4. Synthesis & Structural Implications
Mechanistic Interpretation
The integration of symbolic constraints acts as a strict semantic filter on neural inference vectors. High-dimensional weights are mapped onto logic predicates. If the neural classification diverges into state vectors that violate safety constraints, the Symbolic Interceptor overrides the decision, mapping it back to a safe predicate.

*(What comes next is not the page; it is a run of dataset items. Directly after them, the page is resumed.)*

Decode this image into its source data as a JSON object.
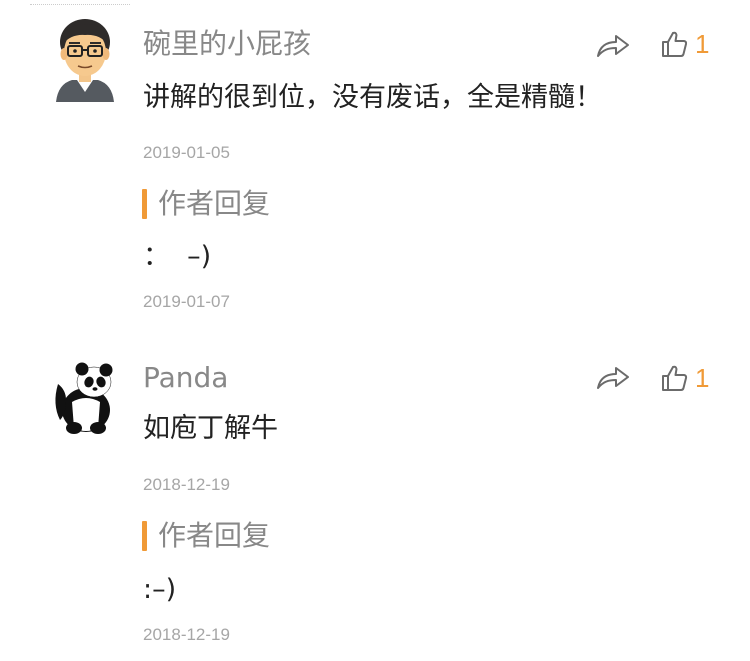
{
  "comments": [
    {
      "avatar": "cartoon-man-with-glasses",
      "username": "碗里的小屁孩",
      "content": "讲解的很到位，没有废话，全是精髓！",
      "date": "2019-01-05",
      "like_count": "1",
      "reply": {
        "title": "作者回复",
        "content": "：  –)",
        "date": "2019-01-07"
      }
    },
    {
      "avatar": "panda",
      "username": "Panda",
      "content": "如庖丁解牛",
      "date": "2018-12-19",
      "like_count": "1",
      "reply": {
        "title": "作者回复",
        "content": ":–)",
        "date": "2018-12-19"
      }
    }
  ],
  "icons": {
    "share": "share-arrow-icon",
    "like": "thumbs-up-icon"
  },
  "colors": {
    "accent": "#f09a37",
    "username": "#888888",
    "text": "#222222",
    "date": "#a6a6a6",
    "icon": "#6b6b6b"
  }
}
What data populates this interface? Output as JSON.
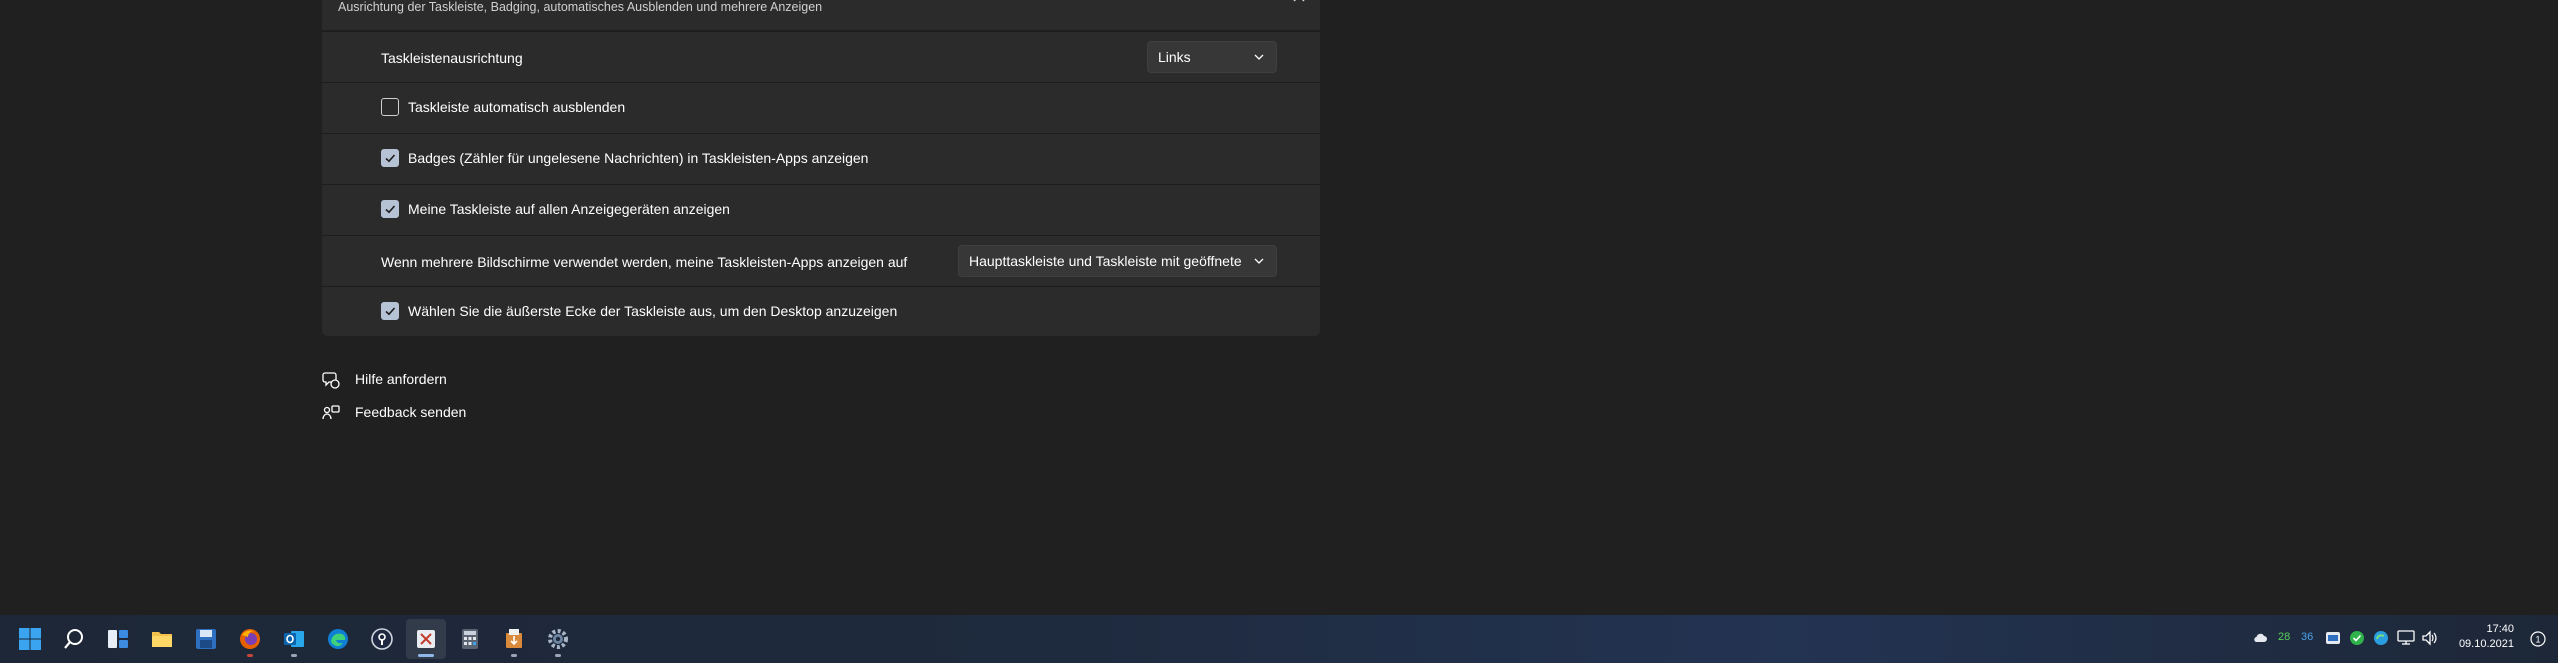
{
  "panel": {
    "subtitle": "Ausrichtung der Taskleiste, Badging, automatisches Ausblenden und mehrere Anzeigen",
    "rows": [
      {
        "label": "Taskleistenausrichtung",
        "dropdown": "Links"
      },
      {
        "label": "Taskleiste automatisch ausblenden",
        "checked": false
      },
      {
        "label": "Badges (Zähler für ungelesene Nachrichten) in Taskleisten-Apps anzeigen",
        "checked": true
      },
      {
        "label": "Meine Taskleiste auf allen Anzeigegeräten anzeigen",
        "checked": true
      },
      {
        "label": "Wenn mehrere Bildschirme verwendet werden, meine Taskleisten-Apps anzeigen auf",
        "dropdown": "Haupttaskleiste und Taskleiste mit geöffnetem Fenster"
      },
      {
        "label": "Wählen Sie die äußerste Ecke der Taskleiste aus, um den Desktop anzuzeigen",
        "checked": true
      }
    ]
  },
  "links": {
    "help": "Hilfe anfordern",
    "feedback": "Feedback senden"
  },
  "taskbar": {
    "apps": [
      "start-icon",
      "search-icon",
      "task-view-icon",
      "file-explorer-icon",
      "save-disk-icon",
      "firefox-icon",
      "outlook-icon",
      "edge-icon",
      "password-manager-icon",
      "snipping-tool-icon",
      "calculator-icon",
      "app-installer-icon",
      "settings-icon"
    ],
    "tray": {
      "temp1": "28",
      "temp2": "36"
    },
    "clock": {
      "time": "17:40",
      "date": "09.10.2021"
    },
    "notification_count": "1"
  },
  "colors": {
    "background": "#202020",
    "panel": "#2b2b2b",
    "accent_check": "#b6c3d4",
    "taskbar": "#1e2a3d"
  }
}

Friction Boundaries & Edge Cases
The primary bottleneck is the computation of logical predicates under high adversarial injection frequencies. If latency exceeds 5 ms, the system prunes the bridge weights, logging logical violations to the immutable audit ledger.
Mesh Integration Dynamics
This node provides security-critical validation for the City OS, preventing compromised or drifting models from impacting downstream physical systems.
5. Back Matter (The Verification & Interdependency Layer)
Classification Taxonomy
| System Layer | Primary Domain Classification | Structural Mechanics Vector |
|---|---|---|
| Primary Structural Layer | Programming Languages and Verification | Runtime Verification and Behavioral Contracts |
Mesh Integration Map
To maintain systemic coherence across the decentralized digital twin, this node establishes explicit trace-paths and state-synchronization boundaries within the wider mesh:
- Ingestion Inputs: Sourced from
Security Truth Table Origin 018data streams. - Downstream Silo Impact: Provides security-critical validation layers for OS execution kernels.
- Cross-Silo Verification: Relies on weight topologies from
Site Survey Drones 014and entropy-shaping protocols fromMobile Bio-Foundry Setup 015to ensure consistent alignment.
Declaration of Integrity & Provenance
- Funding & Resource Attribution: This specification is internally integrated, governed, and funded entirely by the Crystalline Infrastructure Research Group Foundation. No external commercial or institutional conflicts of interest exist.
- Attribution & Provenance: Conceptual design, systemic orchestration, and validation constraints engineered exclusively by the CIRG Architecture Core and designated technical silos.
Acoustic Signature Profiling
Acoustic Signature Profiling establishes the auditory sensory layer of the City OS, converting ambient kinetic energy and mechanical vibrations into a high-fidelity data stream.
Swarm Maintenance Docks
This milestone defines the algorithmic framework for high-fidelity position estimation in GNSS-denied environments.